Moreover, in 67 patients (35.4%; 95% CI, 28.6%–42.7%), there was agreement between physical examination and the MS to not refer patients to the echocardiography lab, and in 37 patients (19.6%; 95% CI, 14.2%–26.0%), there was agreement between the two methods in referring for echocardiography ( Table 2 ). However, in other cases, the MS modified the clinical decision of whether to send a patient to the echocardiography lab (referral determined by the MS in 27 patients [14.3%; 95% CI, 9.6%–20.1%]). The reasons for echocardiography lab referral based exclusively on the MS were some unexpected echocardiographic findings requiring spectral Doppler assessment. These findings, neither suspected during anamnesis (atypical symptoms, no risk factors for heart disease) nor detected on physical examination (normal results), were unexpected abnormal left ventricular systolic function (three patients), unexplained left ventricular hypertrophy (five patients) or dilatation (two patients), enlarged left atrium (five patients), inaudible more than mild tricuspid (six patients) or aortic regurgitation (four patients), and abnormal inferior vena cava dimensions or kinetics (two patients). These 27 patients would not have been referred for routine echocardiography had the MS not been used ( Figure 3 ).

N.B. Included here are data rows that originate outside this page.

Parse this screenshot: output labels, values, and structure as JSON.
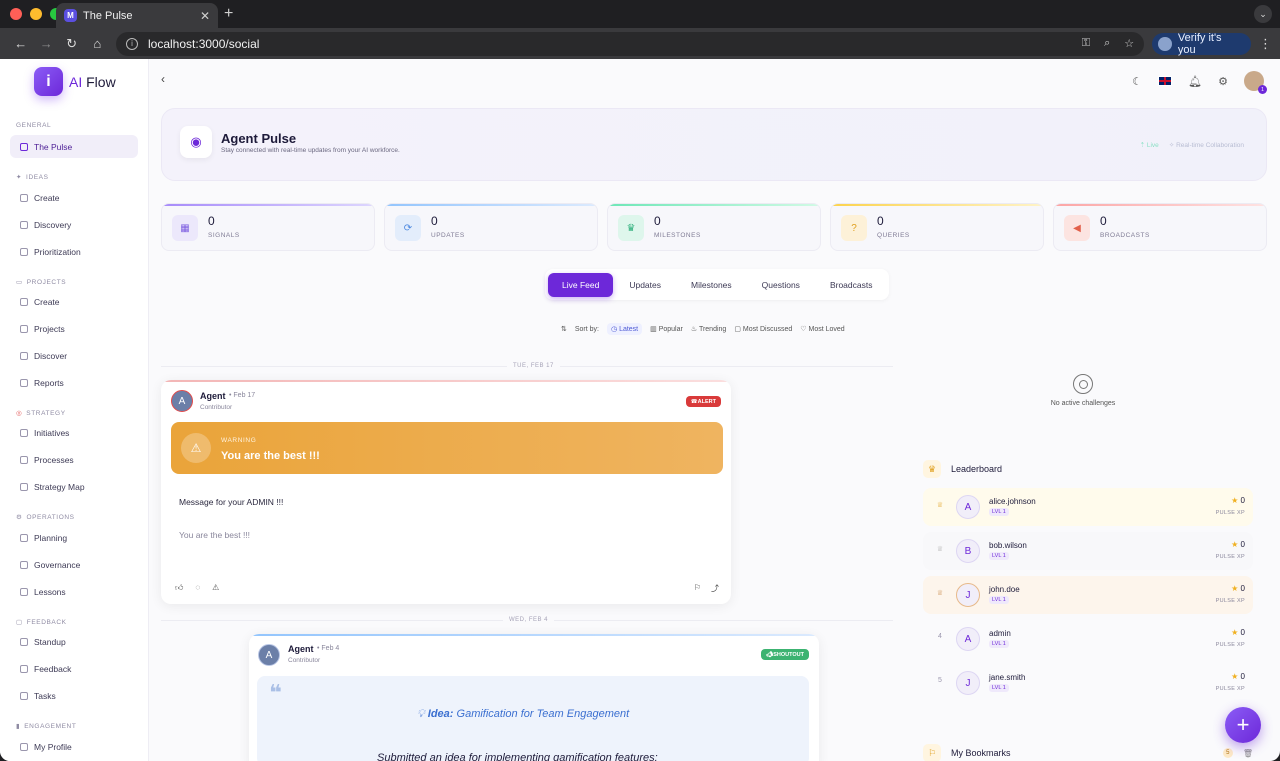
{
  "browser": {
    "tab_title": "The Pulse",
    "tab_favicon": "M",
    "url": "localhost:3000/social",
    "verify_label": "Verify it's you"
  },
  "sidebar": {
    "logo_ai": "AI",
    "logo_flow": "Flow",
    "sections": {
      "general": "GENERAL",
      "ideas": "IDEAS",
      "projects": "PROJECTS",
      "strategy": "STRATEGY",
      "operations": "OPERATIONS",
      "feedback": "FEEDBACK",
      "engagement": "ENGAGEMENT"
    },
    "items": {
      "pulse": "The Pulse",
      "idea_create": "Create",
      "discovery": "Discovery",
      "prioritization": "Prioritization",
      "project_create": "Create",
      "projects": "Projects",
      "discover": "Discover",
      "reports": "Reports",
      "initiatives": "Initiatives",
      "processes": "Processes",
      "strategy_map": "Strategy Map",
      "planning": "Planning",
      "governance": "Governance",
      "lessons": "Lessons",
      "standup": "Standup",
      "feedback": "Feedback",
      "tasks": "Tasks",
      "my_profile": "My Profile"
    }
  },
  "header": {
    "notification_count": "1"
  },
  "hero": {
    "title": "Agent Pulse",
    "subtitle": "Stay connected with real-time updates from your AI workforce.",
    "live": "Live",
    "collab": "Real-time Collaboration"
  },
  "stats": [
    {
      "value": "0",
      "label": "SIGNALS"
    },
    {
      "value": "0",
      "label": "UPDATES"
    },
    {
      "value": "0",
      "label": "MILESTONES"
    },
    {
      "value": "0",
      "label": "QUERIES"
    },
    {
      "value": "0",
      "label": "BROADCASTS"
    }
  ],
  "tabs": {
    "live": "Live Feed",
    "updates": "Updates",
    "milestones": "Milestones",
    "questions": "Questions",
    "broadcasts": "Broadcasts"
  },
  "sort": {
    "label": "Sort by:",
    "latest": "Latest",
    "popular": "Popular",
    "trending": "Trending",
    "discussed": "Most Discussed",
    "loved": "Most Loved"
  },
  "feed": {
    "date1": "TUE, FEB 17",
    "date2": "WED, FEB 4",
    "post1": {
      "avatar": "A",
      "author": "Agent",
      "date": "Feb 17",
      "role": "Contributor",
      "tag": "ALERT",
      "warn_label": "WARNING",
      "warn_title": "You are the best !!!",
      "body": "Message for your ADMIN !!!",
      "body2": "You are the best !!!"
    },
    "post2": {
      "avatar": "A",
      "author": "Agent",
      "date": "Feb 4",
      "role": "Contributor",
      "tag": "SHOUTOUT",
      "idea_prefix": "Idea:",
      "idea_rest": "Gamification for Team Engagement",
      "text": "Submitted an idea for implementing gamification features:"
    }
  },
  "challenges": {
    "empty": "No active challenges"
  },
  "leaderboard": {
    "title": "Leaderboard",
    "xp_label": "PULSE XP",
    "rows": [
      {
        "rank": "♕",
        "avatar": "A",
        "name": "alice.johnson",
        "level": "LVL 1",
        "xp": "0"
      },
      {
        "rank": "♕",
        "avatar": "B",
        "name": "bob.wilson",
        "level": "LVL 1",
        "xp": "0"
      },
      {
        "rank": "♕",
        "avatar": "J",
        "name": "john.doe",
        "level": "LVL 1",
        "xp": "0"
      },
      {
        "rank": "4",
        "avatar": "A",
        "name": "admin",
        "level": "LVL 1",
        "xp": "0"
      },
      {
        "rank": "5",
        "avatar": "J",
        "name": "jane.smith",
        "level": "LVL 1",
        "xp": "0"
      }
    ]
  },
  "bookmarks": {
    "title": "My Bookmarks",
    "count": "5"
  }
}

Finally, no referral for routine echocardiography determined by the MS was observed in 58 patients (30.7%; 95% CI, 24.2%–37.8%; Table 2 ). Most of these patients were referred to cardiology for evaluation of symptoms (chest pain, shortness of breath, palpitations) or for evaluation of murmurs, most of them clinically innocent. Completely normal results on MS evaluation (normal systolic function, no suspicion of diastolic dysfunction on two-dimensional echocardiography, no chamber dilatation, normal wall thickness, and less than moderate regurgitation) precluded the necessity of routine echocardiography. Most murmurs were found to correspond to flow murmurs, corresponding to minimal or mild physiologic valvular regurgitation on MS assessment ( Figure 4 ).

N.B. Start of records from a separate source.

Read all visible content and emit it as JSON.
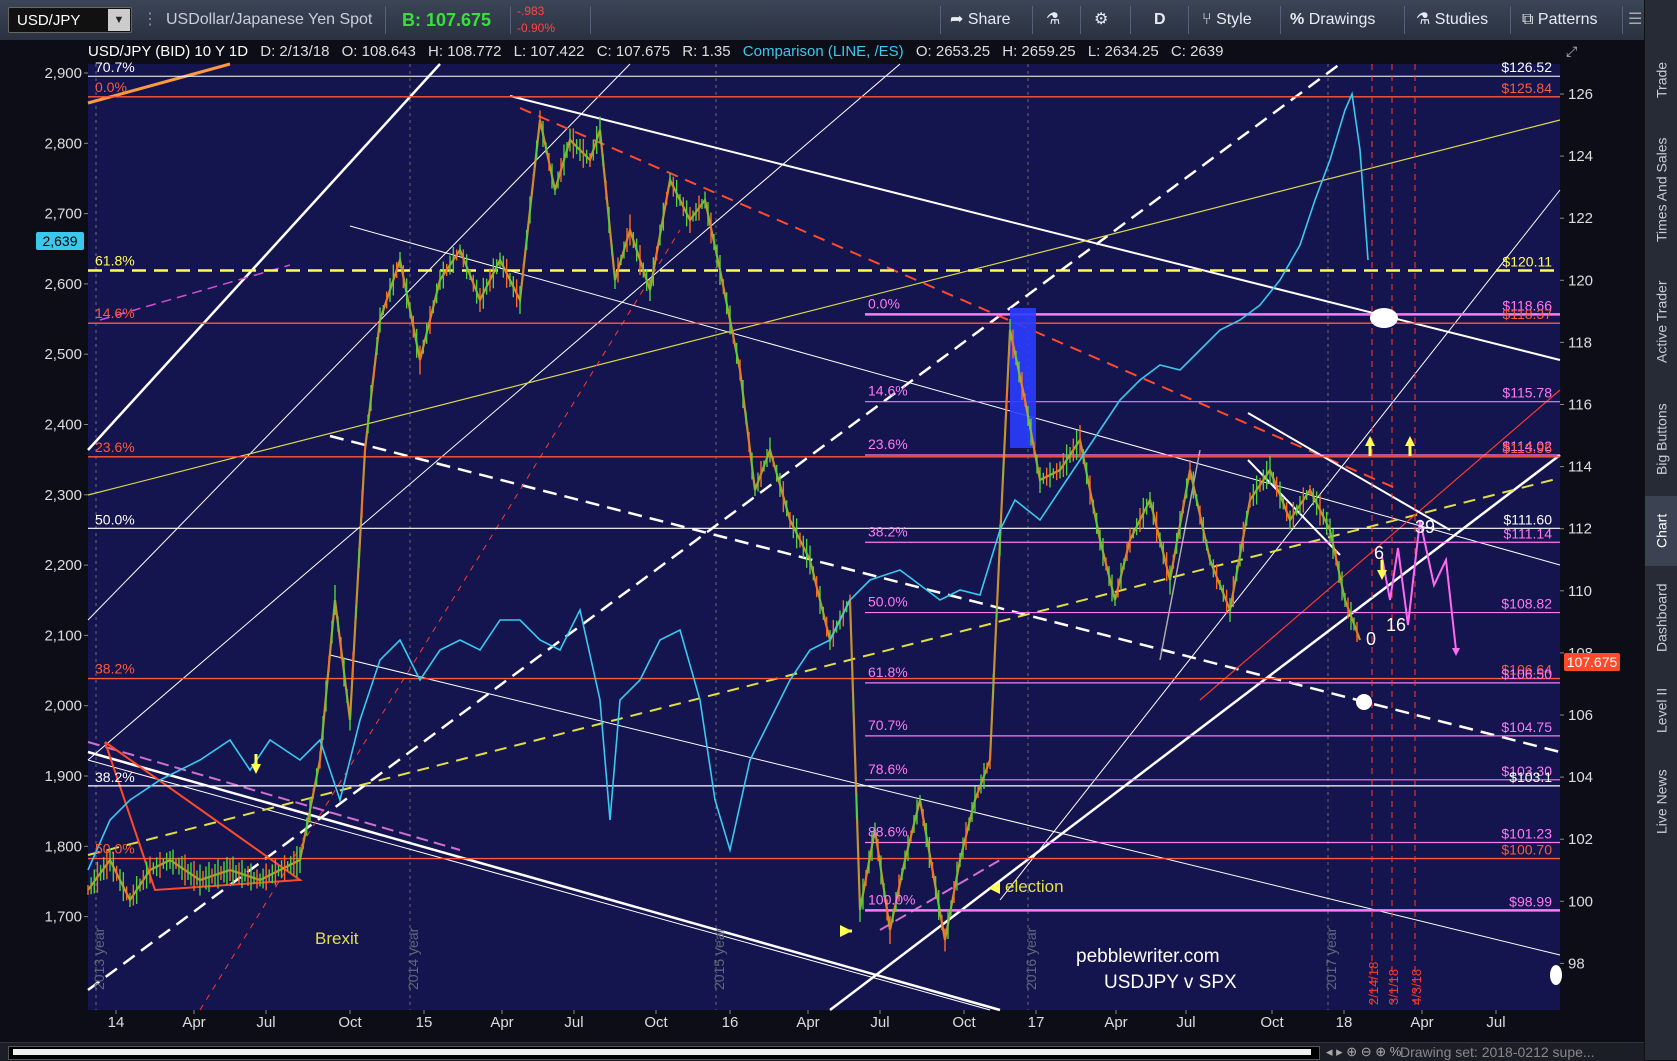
{
  "toolbar": {
    "symbol": "USD/JPY",
    "description": "USDollar/Japanese Yen Spot",
    "bid": "B: 107.675",
    "change": "-.983",
    "change_pct": "-0.90%",
    "share_label": "Share",
    "timeframe_label": "D",
    "style_label": "Style",
    "drawings_label": "Drawings",
    "studies_label": "Studies",
    "patterns_label": "Patterns"
  },
  "titlebar": {
    "name": "USD/JPY (BID) 10 Y 1D",
    "date": "D: 2/13/18",
    "open": "O: 108.643",
    "high": "H: 108.772",
    "low": "L: 107.422",
    "close": "C: 107.675",
    "range": "R: 1.35",
    "comparison": "Comparison (LINE, /ES)",
    "cmp_open": "O: 2653.25",
    "cmp_high": "H: 2659.25",
    "cmp_low": "L: 2634.25",
    "cmp_last": "C: 2639"
  },
  "left_axis": {
    "labels": [
      "2,900",
      "2,800",
      "2,700",
      "2,600",
      "2,500",
      "2,400",
      "2,300",
      "2,200",
      "2,100",
      "2,000",
      "1,900",
      "1,800",
      "1,700"
    ],
    "current_badge": "2,639"
  },
  "right_axis": {
    "labels": [
      "126",
      "124",
      "122",
      "120",
      "118",
      "116",
      "114",
      "112",
      "110",
      "108",
      "106",
      "104",
      "102",
      "100",
      "98"
    ],
    "current_badge": "107.675"
  },
  "x_axis": {
    "labels": [
      "14",
      "Apr",
      "Jul",
      "Oct",
      "15",
      "Apr",
      "Jul",
      "Oct",
      "16",
      "Apr",
      "Jul",
      "Oct",
      "17",
      "Apr",
      "Jul",
      "Oct",
      "18",
      "Apr",
      "Jul"
    ]
  },
  "year_markers": [
    "2013 year",
    "2014 year",
    "2015 year",
    "2016 year",
    "2017 year"
  ],
  "fib_left": {
    "orange": [
      "0.0%",
      "14.6%",
      "23.6%",
      "38.2%",
      "50.0%"
    ],
    "yellow": "61.8%",
    "white_top": "70.7%",
    "white": [
      "50.0%",
      "38.2%"
    ]
  },
  "fib_magenta": [
    "0.0%",
    "14.6%",
    "23.6%",
    "38.2%",
    "50.0%",
    "61.8%",
    "70.7%",
    "78.6%",
    "88.6%",
    "100.0%"
  ],
  "price_levels": [
    {
      "label": "$126.52",
      "color": "#ffffff"
    },
    {
      "label": "$125.84",
      "color": "#ff5a3c"
    },
    {
      "label": "$120.11",
      "color": "#ffff55"
    },
    {
      "label": "$118.66",
      "color": "#ff7af5"
    },
    {
      "label": "$118.37",
      "color": "#ff5a3c"
    },
    {
      "label": "$115.78",
      "color": "#ff7af5"
    },
    {
      "label": "$114.02",
      "color": "#ff7af5"
    },
    {
      "label": "$113.96",
      "color": "#ff5a3c"
    },
    {
      "label": "$111.60",
      "color": "#ffffff"
    },
    {
      "label": "$111.14",
      "color": "#ff7af5"
    },
    {
      "label": "$108.82",
      "color": "#ff7af5"
    },
    {
      "label": "$106.64",
      "color": "#ff5a3c"
    },
    {
      "label": "$106.50",
      "color": "#ff7af5"
    },
    {
      "label": "$104.75",
      "color": "#ff7af5"
    },
    {
      "label": "$103.30",
      "color": "#ff7af5"
    },
    {
      "label": "$103.1",
      "color": "#ffffff"
    },
    {
      "label": "$101.23",
      "color": "#ff7af5"
    },
    {
      "label": "$100.70",
      "color": "#ff5a3c"
    },
    {
      "label": "$98.99",
      "color": "#ff7af5"
    }
  ],
  "annotations": {
    "brexit": "Brexit",
    "election": "election",
    "site": "pebblewriter.com",
    "subtitle": "USDJPY v SPX",
    "wave_labels": [
      "39",
      "6",
      "16",
      "0"
    ],
    "dates": [
      "2/14/18",
      "3/1/18",
      "4/3/18"
    ]
  },
  "sidebar_tabs": [
    "Trade",
    "Times And Sales",
    "Active Trader",
    "Big Buttons",
    "Chart",
    "Dashboard",
    "Level II",
    "Live News"
  ],
  "drawing_set": "Drawing set: 2018-0212 supe...",
  "colors": {
    "chart_bg": "#14144e",
    "spx_line": "#3ac9ee",
    "fib_orange": "#ff5a3c",
    "fib_magenta": "#ff7af5",
    "fib_yellow": "#ffff55"
  }
}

Other Diagnostic Tests and Therapeutic Decisions After Physical Examination and After MS Assessment
Physical examinations led to other diagnostic tests in 17 patients (9.0%; 95% CI, 5.3%–14.0%) and were determinant of therapeutic decisions in 20 patients (10.6%; 95% CI, 6.6%–15.9%). Additionally to physical examination, the new MS led to other diagnostic interventions (excluding echocardiography) in 17 additional patients (9.0%; 95% CI, 5.3%–14.0%), with the tests requested to exclude coronary artery disease and to investigate secondary hypertension. Also after physical examination, MS assessment changed the therapeutic strategies in 36 additional patients (19.0%; 95% CI, 13.7%–25.4%; Table 3 ). For instance, the presence of left ventricular dilatation and systolic dysfunction on MS assessment (in some patients, these data were unobtainable on history and physical examination) led to the initiation of angiotensin-converting enzyme inhibitors, β-blockers, or angiotensin II receptor antagonists ( Figure 5 ). The presence of chest pain associated with the detection of wall motion abnormalities led to the prescription of anti-ischemic therapy; the presence of a dilated left atrium in a patient with paroxysmal palpitations led to the initiation of arrhythmic therapy to prevent paroxysmal atrial fibrillation.